Until now, the only commercial approach to encoding biomolecular carriers was to use fluorescent dyes. In order to distinguish the attached biomolecules, these carriers are doped or labeled with dyes. However, fluorescent molecules suffer from some serious drawbacks, such as background noise and photo-bleaching in which the light used to trigger the fluorescence for detecting the labeled molecules bleaches the dyes, thus rendering them useless. Such problems complicate what would otherwise be a simple procedure, adding time and expense to diagnostics and lab tests.

Credit: Gu et al/Wiley

Gu and his colleagues suggest that photonic crystals, which are not intrinsically pigmented, produce different colors because their surfaces reflect light of different wavelengths to different degrees&mdashthey; are iridescent, like the surface of a butterfly's wing. Because their color is due to solid state features rather than a photochemical response, they cannot be bleached nor can their color be masked by or confused with other fluorescent signals from a sample.
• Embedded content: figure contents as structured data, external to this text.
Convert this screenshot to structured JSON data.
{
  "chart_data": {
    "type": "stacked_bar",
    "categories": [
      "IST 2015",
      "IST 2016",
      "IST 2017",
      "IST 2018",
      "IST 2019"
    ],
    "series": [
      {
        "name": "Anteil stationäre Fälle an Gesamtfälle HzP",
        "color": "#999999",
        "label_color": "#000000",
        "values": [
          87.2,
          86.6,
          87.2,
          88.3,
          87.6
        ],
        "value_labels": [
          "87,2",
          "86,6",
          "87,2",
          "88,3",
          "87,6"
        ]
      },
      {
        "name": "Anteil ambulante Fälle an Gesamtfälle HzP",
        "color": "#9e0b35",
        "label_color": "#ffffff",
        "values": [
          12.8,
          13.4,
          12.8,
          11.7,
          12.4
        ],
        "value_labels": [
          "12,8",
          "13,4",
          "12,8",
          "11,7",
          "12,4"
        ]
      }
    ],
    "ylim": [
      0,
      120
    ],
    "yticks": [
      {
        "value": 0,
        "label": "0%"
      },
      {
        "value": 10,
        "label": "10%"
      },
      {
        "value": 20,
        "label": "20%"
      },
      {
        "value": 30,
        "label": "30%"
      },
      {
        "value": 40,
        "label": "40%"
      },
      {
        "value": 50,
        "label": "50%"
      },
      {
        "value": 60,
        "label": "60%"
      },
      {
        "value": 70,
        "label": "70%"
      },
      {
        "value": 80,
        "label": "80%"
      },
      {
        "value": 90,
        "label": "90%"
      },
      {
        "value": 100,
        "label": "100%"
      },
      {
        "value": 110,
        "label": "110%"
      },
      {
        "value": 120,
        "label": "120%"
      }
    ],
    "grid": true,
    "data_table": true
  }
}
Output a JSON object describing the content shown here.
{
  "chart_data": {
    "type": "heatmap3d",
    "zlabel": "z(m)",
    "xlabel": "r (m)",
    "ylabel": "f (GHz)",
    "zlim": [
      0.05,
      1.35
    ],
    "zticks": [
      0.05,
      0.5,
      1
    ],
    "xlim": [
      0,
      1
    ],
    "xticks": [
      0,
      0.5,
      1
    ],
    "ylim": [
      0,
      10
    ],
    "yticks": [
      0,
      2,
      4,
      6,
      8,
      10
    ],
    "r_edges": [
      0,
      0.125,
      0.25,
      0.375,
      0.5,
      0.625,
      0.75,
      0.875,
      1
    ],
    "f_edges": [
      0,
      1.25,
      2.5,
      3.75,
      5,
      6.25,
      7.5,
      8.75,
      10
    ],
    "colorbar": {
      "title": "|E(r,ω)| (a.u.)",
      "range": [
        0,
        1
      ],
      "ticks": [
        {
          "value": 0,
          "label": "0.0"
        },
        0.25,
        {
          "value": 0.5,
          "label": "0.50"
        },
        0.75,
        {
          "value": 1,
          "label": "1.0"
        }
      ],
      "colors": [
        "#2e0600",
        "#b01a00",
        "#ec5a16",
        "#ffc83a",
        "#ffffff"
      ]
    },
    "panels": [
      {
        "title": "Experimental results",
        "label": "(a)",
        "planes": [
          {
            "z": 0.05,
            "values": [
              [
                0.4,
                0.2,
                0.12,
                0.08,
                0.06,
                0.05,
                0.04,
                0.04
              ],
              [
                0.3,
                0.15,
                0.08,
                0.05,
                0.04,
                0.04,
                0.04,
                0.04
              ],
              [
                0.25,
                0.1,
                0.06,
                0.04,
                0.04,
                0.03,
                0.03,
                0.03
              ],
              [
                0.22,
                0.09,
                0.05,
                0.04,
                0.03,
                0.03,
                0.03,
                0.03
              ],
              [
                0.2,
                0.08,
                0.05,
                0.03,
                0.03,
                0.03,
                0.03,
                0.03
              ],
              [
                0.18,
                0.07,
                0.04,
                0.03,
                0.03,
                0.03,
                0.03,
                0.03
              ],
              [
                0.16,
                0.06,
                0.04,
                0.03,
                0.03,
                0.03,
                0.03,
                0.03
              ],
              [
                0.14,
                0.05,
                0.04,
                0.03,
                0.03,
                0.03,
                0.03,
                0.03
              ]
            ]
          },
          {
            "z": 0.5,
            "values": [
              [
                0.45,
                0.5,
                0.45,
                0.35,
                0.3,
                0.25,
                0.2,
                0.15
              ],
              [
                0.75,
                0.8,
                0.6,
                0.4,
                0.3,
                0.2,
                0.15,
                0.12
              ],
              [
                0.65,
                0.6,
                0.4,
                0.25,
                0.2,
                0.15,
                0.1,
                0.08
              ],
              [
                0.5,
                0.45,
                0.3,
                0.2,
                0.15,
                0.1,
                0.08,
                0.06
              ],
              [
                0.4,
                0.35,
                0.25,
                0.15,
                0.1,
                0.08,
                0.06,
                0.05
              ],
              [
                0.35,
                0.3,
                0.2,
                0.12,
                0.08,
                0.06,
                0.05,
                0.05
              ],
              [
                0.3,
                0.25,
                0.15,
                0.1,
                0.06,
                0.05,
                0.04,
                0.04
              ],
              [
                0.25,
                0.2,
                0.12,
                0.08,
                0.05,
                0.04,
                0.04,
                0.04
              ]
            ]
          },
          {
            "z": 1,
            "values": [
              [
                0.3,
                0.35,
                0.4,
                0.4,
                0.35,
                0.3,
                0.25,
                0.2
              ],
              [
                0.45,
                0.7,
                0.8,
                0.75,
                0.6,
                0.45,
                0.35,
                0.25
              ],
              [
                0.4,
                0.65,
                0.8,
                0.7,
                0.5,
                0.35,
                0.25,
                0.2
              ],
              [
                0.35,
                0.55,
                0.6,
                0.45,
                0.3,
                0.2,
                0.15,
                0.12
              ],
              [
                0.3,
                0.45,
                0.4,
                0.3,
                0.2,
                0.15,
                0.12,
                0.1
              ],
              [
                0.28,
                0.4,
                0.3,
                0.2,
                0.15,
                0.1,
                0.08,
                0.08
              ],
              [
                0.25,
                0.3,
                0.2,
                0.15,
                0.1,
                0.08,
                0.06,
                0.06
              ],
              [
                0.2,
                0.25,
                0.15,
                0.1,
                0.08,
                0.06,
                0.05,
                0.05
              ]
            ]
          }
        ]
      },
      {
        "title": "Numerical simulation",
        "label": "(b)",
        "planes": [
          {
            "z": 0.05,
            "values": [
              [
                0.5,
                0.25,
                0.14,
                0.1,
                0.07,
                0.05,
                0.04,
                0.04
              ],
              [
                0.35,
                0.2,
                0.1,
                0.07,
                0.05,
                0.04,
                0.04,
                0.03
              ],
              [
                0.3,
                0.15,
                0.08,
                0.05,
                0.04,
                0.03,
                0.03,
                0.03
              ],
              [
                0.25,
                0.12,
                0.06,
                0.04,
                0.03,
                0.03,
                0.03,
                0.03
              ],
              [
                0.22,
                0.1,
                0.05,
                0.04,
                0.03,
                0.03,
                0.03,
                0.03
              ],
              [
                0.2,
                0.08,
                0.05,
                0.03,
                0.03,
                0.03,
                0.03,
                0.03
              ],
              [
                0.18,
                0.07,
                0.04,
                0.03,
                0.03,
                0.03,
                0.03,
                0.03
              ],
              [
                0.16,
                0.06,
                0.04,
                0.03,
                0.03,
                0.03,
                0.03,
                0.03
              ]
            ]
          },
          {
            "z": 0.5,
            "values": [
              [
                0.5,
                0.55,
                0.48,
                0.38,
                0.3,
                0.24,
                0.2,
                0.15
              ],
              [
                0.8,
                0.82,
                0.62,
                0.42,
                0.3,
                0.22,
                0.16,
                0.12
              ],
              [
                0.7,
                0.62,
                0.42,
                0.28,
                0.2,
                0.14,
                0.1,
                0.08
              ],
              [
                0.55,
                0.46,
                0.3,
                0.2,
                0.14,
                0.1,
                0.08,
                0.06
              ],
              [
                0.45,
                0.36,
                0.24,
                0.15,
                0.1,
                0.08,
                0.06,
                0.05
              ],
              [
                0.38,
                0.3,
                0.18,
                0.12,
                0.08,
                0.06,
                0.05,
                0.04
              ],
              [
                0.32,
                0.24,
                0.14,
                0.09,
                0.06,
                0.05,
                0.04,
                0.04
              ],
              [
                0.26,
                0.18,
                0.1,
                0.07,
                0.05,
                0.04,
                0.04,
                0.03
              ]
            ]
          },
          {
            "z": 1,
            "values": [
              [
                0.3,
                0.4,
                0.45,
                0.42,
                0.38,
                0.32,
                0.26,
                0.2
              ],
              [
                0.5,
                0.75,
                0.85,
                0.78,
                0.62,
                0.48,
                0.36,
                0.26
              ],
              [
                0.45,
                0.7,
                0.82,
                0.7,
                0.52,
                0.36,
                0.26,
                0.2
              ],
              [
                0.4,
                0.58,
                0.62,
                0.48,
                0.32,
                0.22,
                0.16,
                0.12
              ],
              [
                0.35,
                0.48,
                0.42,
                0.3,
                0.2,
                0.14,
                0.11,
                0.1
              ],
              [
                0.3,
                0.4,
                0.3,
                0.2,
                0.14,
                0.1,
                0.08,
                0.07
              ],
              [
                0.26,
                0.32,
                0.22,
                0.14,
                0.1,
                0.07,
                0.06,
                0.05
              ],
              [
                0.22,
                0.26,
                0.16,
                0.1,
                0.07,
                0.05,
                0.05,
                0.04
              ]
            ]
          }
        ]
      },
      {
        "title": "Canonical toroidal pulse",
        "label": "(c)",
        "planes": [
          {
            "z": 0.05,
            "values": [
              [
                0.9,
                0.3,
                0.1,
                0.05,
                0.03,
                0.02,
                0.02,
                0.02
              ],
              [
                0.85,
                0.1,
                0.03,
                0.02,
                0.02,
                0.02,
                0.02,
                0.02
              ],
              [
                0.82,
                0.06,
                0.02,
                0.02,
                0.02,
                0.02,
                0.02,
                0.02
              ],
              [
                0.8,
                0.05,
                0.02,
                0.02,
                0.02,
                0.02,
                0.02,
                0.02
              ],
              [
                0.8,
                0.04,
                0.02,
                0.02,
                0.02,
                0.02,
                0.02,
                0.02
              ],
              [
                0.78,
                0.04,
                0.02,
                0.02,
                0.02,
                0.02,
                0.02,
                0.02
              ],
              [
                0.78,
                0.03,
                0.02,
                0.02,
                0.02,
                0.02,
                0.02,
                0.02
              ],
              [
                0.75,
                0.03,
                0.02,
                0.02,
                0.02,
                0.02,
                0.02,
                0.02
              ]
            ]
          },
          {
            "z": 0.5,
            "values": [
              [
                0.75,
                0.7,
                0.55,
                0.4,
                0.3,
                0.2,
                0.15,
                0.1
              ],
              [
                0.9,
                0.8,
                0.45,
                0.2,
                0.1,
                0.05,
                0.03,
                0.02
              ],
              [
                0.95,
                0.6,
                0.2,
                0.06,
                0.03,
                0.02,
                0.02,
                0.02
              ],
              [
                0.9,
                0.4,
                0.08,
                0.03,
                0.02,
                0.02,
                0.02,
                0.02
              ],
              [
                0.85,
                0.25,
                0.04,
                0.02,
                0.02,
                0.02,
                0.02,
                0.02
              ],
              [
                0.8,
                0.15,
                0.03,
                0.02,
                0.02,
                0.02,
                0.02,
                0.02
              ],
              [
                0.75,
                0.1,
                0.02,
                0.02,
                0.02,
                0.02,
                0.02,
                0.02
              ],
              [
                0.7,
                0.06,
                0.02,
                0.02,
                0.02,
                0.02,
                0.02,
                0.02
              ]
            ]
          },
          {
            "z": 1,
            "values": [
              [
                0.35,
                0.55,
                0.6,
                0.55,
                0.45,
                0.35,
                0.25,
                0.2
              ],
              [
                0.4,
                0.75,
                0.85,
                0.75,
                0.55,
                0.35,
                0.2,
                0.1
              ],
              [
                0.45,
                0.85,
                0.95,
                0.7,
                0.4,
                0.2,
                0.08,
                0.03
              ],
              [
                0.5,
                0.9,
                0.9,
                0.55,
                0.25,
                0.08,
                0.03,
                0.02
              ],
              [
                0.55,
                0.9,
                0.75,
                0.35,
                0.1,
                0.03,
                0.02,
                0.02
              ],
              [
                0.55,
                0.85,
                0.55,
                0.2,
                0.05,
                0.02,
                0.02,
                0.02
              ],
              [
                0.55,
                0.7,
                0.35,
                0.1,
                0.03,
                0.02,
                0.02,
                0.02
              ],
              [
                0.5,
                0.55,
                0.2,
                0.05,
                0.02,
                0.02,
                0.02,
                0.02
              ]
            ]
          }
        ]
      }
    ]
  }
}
Gu and his colleagues have now developed tiny photonic crystal beads with stable colors, on which biomolecular probes can be immobilized and used to detect multiplex components of interest in the same sample.

"In multiplex bioanalysis and high-throughput screening, encoded supports are needed in order to allow lots of individual assays to be performed simultaneously within the same sample," Gu told Reactive Reports. "Our method uses colloidal photonic crystal beads as the supports, which means that the encoding element is stable, the nanostructure of the beads endows the high surface-to-volume ratio, the readout of the codes is simple." He adds that photonic crystals might also be used in conjunction with fluorescent labels to enhance the fluorescent signal and protect them from photo-bleaching.